Quantum state tomography (QST) is a fundamental technique for estimating the state of a quantum system from measured data and plays a crucial role in evaluating the performance of quantum devices. However, standard estimation methods become impractical due to the exponential growth of parameters in the state representation. In this work, we address this challenge by parameterizing the state using a low-rank block tensor train decomposition and demonstrate that our approach is both memory- and computationally efficient. This framework applies to a broad class of quantum states that can be well approximated by low-rank decompositions, including pure states, nearly pure states, and ground states of Hamiltonians.

Figures (6)

• Figure 1: Basic tensor diagrams.
• Figure 2: Tensor diagram of a TTM decomposition.

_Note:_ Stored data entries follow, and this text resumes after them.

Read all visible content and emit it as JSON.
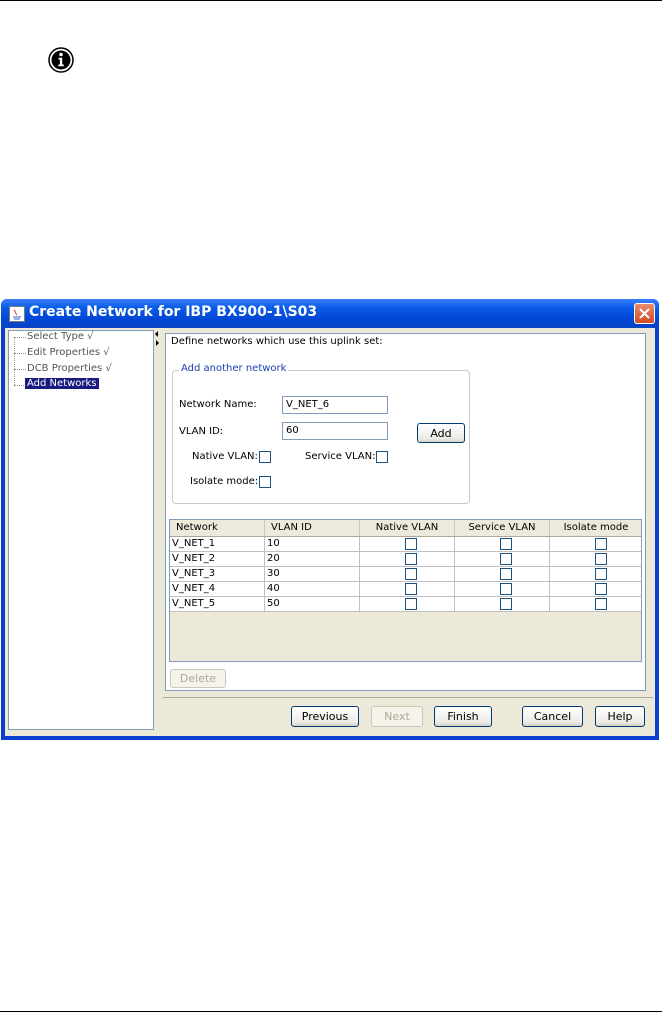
{
  "dialog": {
    "title": "Create Network for IBP BX900-1\\S03"
  },
  "steps": [
    {
      "label": "Select Type √"
    },
    {
      "label": "Edit Properties √"
    },
    {
      "label": "DCB Properties √"
    },
    {
      "label": "Add Networks"
    }
  ],
  "panel": {
    "instruction": "Define networks which use this uplink set:",
    "group_title": "Add another network",
    "network_name_label": "Network Name:",
    "network_name_value": "V_NET_6",
    "vlan_id_label": "VLAN ID:",
    "vlan_id_value": "60",
    "add_label": "Add",
    "native_vlan_label": "Native VLAN:",
    "service_vlan_label": "Service VLAN:",
    "isolate_mode_label": "Isolate mode:"
  },
  "table": {
    "columns": [
      "Network",
      "VLAN ID",
      "Native VLAN",
      "Service VLAN",
      "Isolate mode"
    ],
    "rows": [
      {
        "network": "V_NET_1",
        "vlan": "10"
      },
      {
        "network": "V_NET_2",
        "vlan": "20"
      },
      {
        "network": "V_NET_3",
        "vlan": "30"
      },
      {
        "network": "V_NET_4",
        "vlan": "40"
      },
      {
        "network": "V_NET_5",
        "vlan": "50"
      }
    ]
  },
  "buttons": {
    "delete": "Delete",
    "previous": "Previous",
    "next": "Next",
    "finish": "Finish",
    "cancel": "Cancel",
    "help": "Help"
  },
  "icons": {
    "info": "info-icon",
    "close": "close-icon",
    "app": "java-app-icon"
  }
}
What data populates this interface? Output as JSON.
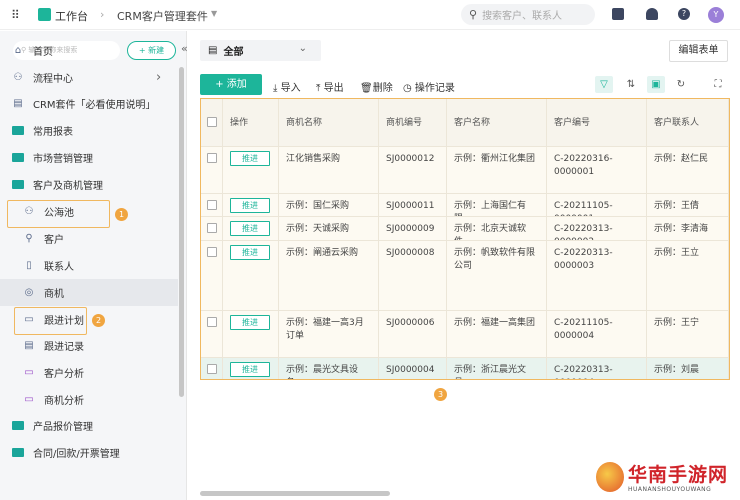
{
  "topbar": {
    "workspace": "工作台",
    "app": "CRM客户管理套件",
    "search_placeholder": "搜索客户、联系人",
    "avatar": "Y"
  },
  "sidebar": {
    "search_placeholder": "输入名称来搜索",
    "new_label": "+ 新建",
    "items": [
      {
        "label": "首页",
        "icon": "home-icon"
      },
      {
        "label": "流程中心",
        "icon": "workflow-icon"
      },
      {
        "label": "CRM套件「必看使用说明」",
        "icon": "document-icon"
      },
      {
        "label": "常用报表",
        "icon": "folder-icon"
      },
      {
        "label": "市场营销管理",
        "icon": "folder-icon"
      },
      {
        "label": "客户及商机管理",
        "icon": "folder-open-icon"
      },
      {
        "label": "公海池",
        "icon": "users-icon"
      },
      {
        "label": "客户",
        "icon": "user-icon"
      },
      {
        "label": "联系人",
        "icon": "contact-book-icon"
      },
      {
        "label": "商机",
        "icon": "opportunity-icon"
      },
      {
        "label": "跟进计划",
        "icon": "calendar-icon"
      },
      {
        "label": "跟进记录",
        "icon": "record-icon"
      },
      {
        "label": "客户分析",
        "icon": "chart-screen-icon"
      },
      {
        "label": "商机分析",
        "icon": "chart-screen-icon"
      },
      {
        "label": "产品报价管理",
        "icon": "folder-icon"
      },
      {
        "label": "合同/回款/开票管理",
        "icon": "folder-icon"
      }
    ]
  },
  "annotations": [
    "1",
    "2",
    "3"
  ],
  "main": {
    "view": "全部",
    "edit_form": "编辑表单",
    "add": "+ 添加",
    "import": "导入",
    "export": "导出",
    "delete": "删除",
    "log": "操作记录",
    "columns": [
      "操作",
      "商机名称",
      "商机编号",
      "客户名称",
      "客户编号",
      "客户联系人"
    ],
    "action_label": "推进",
    "rows": [
      [
        "江化销售采购",
        "SJ0000012",
        "示例：衢州江化集团",
        "C-20220316-0000001",
        "示例：赵仁民"
      ],
      [
        "示例：国仁采购",
        "SJ0000011",
        "示例：上海国仁有限...",
        "C-20211105-0000001",
        "示例：王倩"
      ],
      [
        "示例：天诚采购",
        "SJ0000009",
        "示例：北京天诚软件...",
        "C-20220313-0000002",
        "示例：李清海"
      ],
      [
        "示例：阐通云采购",
        "SJ0000008",
        "示例：帆致软件有限公司",
        "C-20220313-0000003",
        "示例：王立"
      ],
      [
        "示例：福建一高3月订单",
        "SJ0000006",
        "示例：福建一高集团",
        "C-20211105-0000004",
        "示例：王宁"
      ],
      [
        "示例：晨光文具设备...",
        "SJ0000004",
        "示例：浙江晨光文具...",
        "C-20220313-0000004",
        "示例：刘晨"
      ]
    ]
  },
  "watermark": {
    "title": "华南手游网",
    "subtitle": "HUANANSHOUYOUWANG"
  },
  "colors": {
    "accent": "#1db59a",
    "highlight": "#f0b860"
  }
}
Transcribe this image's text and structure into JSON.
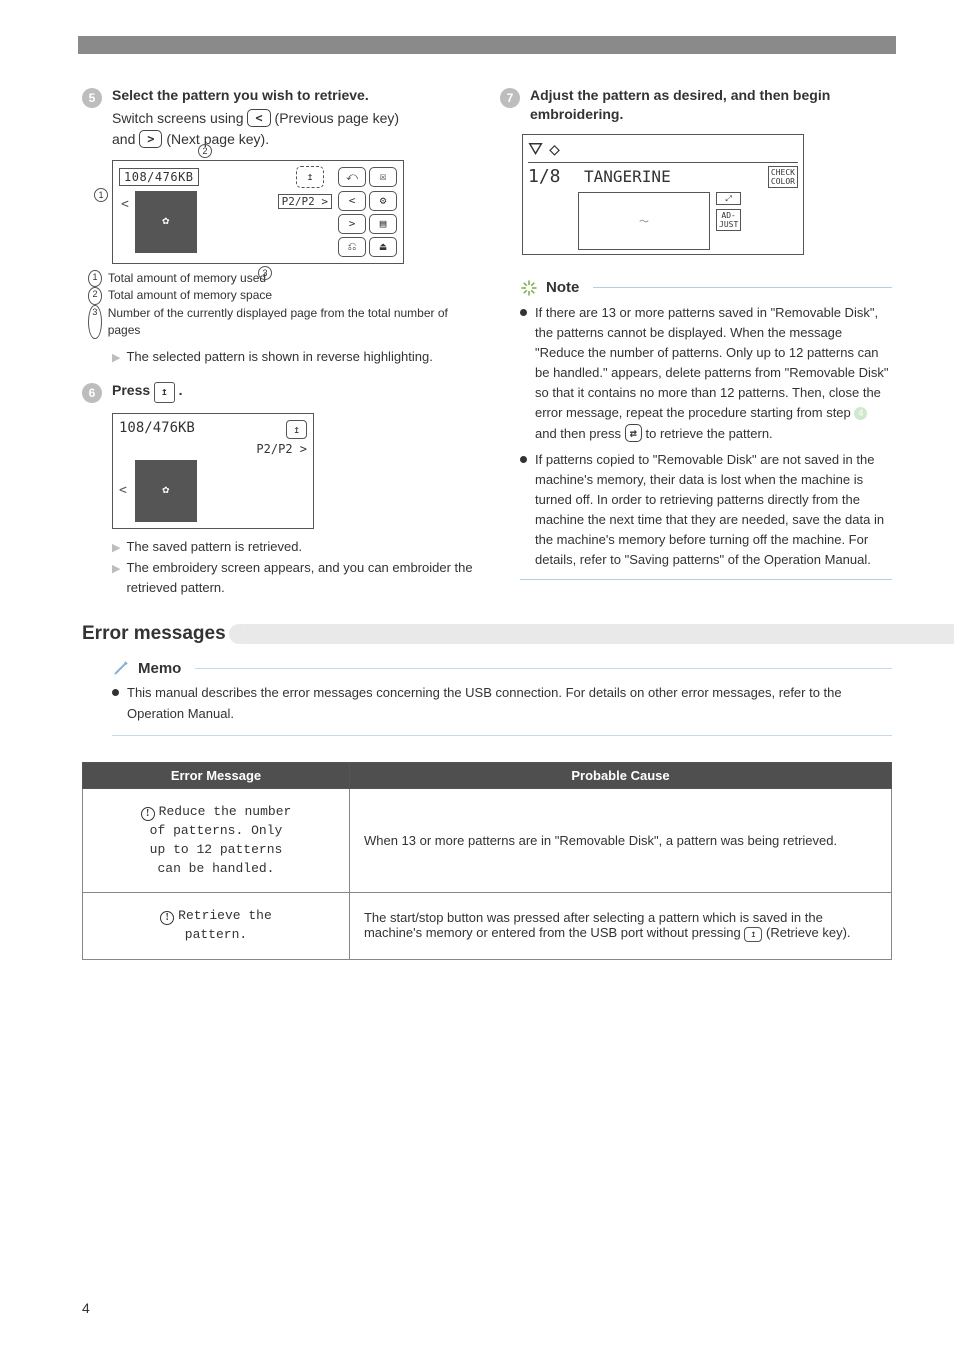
{
  "step5": {
    "title": "Select the pattern you wish to retrieve.",
    "line1a": "Switch screens using ",
    "prev_key_glyph": "<",
    "line1b": "(Previous page key)",
    "line2a": "and ",
    "next_key_glyph": ">",
    "line2b": "(Next page key).",
    "figure": {
      "memory_label": "108/476KB",
      "retrieve_icon_label": "↥",
      "page_indicator": "P2/P2 >",
      "buttons": [
        "⤺",
        "☒",
        "<",
        "⚙",
        ">",
        "▤",
        "⎌",
        "⏏"
      ],
      "left_chevron": "<"
    },
    "callout1": "1",
    "callout2": "2",
    "callout3": "3",
    "legend": [
      "Total amount of memory used",
      "Total amount of memory space",
      "Number of the currently displayed page from the total number of pages"
    ],
    "sub_note": "The selected pattern is shown in reverse highlighting."
  },
  "step6": {
    "title_prefix": "Press ",
    "retrieve_icon_label": "↥",
    "title_suffix": ".",
    "figure": {
      "memory_label": "108/476KB",
      "retrieve_label": "↥",
      "page_indicator": "P2/P2 >",
      "left_chevron": "<"
    },
    "notes": [
      "The saved pattern is retrieved.",
      "The embroidery screen appears, and you can embroider the retrieved pattern."
    ]
  },
  "step7": {
    "title": "Adjust the pattern as desired, and then begin embroidering.",
    "figure": {
      "fraction": "1/8",
      "color_name": "TANGERINE",
      "check_label": "CHECK\nCOLOR",
      "size_btn": "⤢",
      "adjust_btn": "AD-\nJUST"
    }
  },
  "note": {
    "heading": "Note",
    "items": [
      {
        "text_a": "If there are 13 or more patterns saved in \"Removable Disk\", the patterns cannot be displayed. When the message \"Reduce the number of patterns. Only up to 12 patterns can be handled.\" appears, delete patterns from \"Removable Disk\" so that it contains no more than 12 patterns. Then, close the error message, repeat the procedure starting from step ",
        "step_ref": "4",
        "text_b": " and then press ",
        "retrieve_icon": "⇄",
        "text_c": " to retrieve the pattern."
      },
      {
        "text_a": "If patterns copied to \"Removable Disk\" are not saved in the machine's memory, their data is lost when the machine is turned off. In order to retrieving patterns directly from the machine the next time that they are needed, save the data in the machine's memory before turning off the machine. For details, refer to \"Saving patterns\" of the Operation Manual."
      }
    ]
  },
  "section": {
    "title": "Error messages"
  },
  "memo": {
    "heading": "Memo",
    "text": "This manual describes the error messages concerning the USB connection. For details on other error messages, refer to the Operation Manual."
  },
  "table": {
    "headers": [
      "Error Message",
      "Probable Cause"
    ],
    "rows": [
      {
        "message": "Reduce the number\nof patterns. Only\nup to 12 patterns\ncan be handled.",
        "cause": "When 13 or more patterns are in \"Removable Disk\", a pattern was being retrieved."
      },
      {
        "message": "Retrieve the\npattern.",
        "cause_a": "The start/stop button was pressed after selecting a pattern which is saved in the machine's memory or entered from the USB port without pressing ",
        "retrieve_icon": "↥",
        "cause_b": "(Retrieve key)."
      }
    ]
  },
  "page_number": "4"
}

• Figure 3: Decomposition of $\bm{\rho}_{\mathrm{TT}}$ into Block-TT format, i.e., $\bm{\rho}_{\mathrm{TT}} = \mathbf{\mathcal{A}}\bullet_{(N-1)} \mathbf{\mathcal{A}}^{\mathrm{H}},$ where $\mathbf{\mathcal{A}} \in \mathbb{C}^{2 \times 2 \times \cdots \times K \times 2}.$
• Figure 4: Tensor network contraction for computing the expectation value $\bm{\rho}_{\mathrm{TT}} \bar{\bullet}\mathbf{\mathcal{E}}_m,$ with $\bm{\rho}_{\mathrm{TT}}$ and $\mathbf{\mathcal{E}}_m$ represented in TT format.
• Figure 5: The proposed method outperforms MLE and has an overall similar performance to LR. The CVX method performs best at low sampling ratios ($M/D^2 < 0.3$), but this approach solves the original problem \ref{['eqn:sdpQST']} and becomes very expensive as the problem size increases.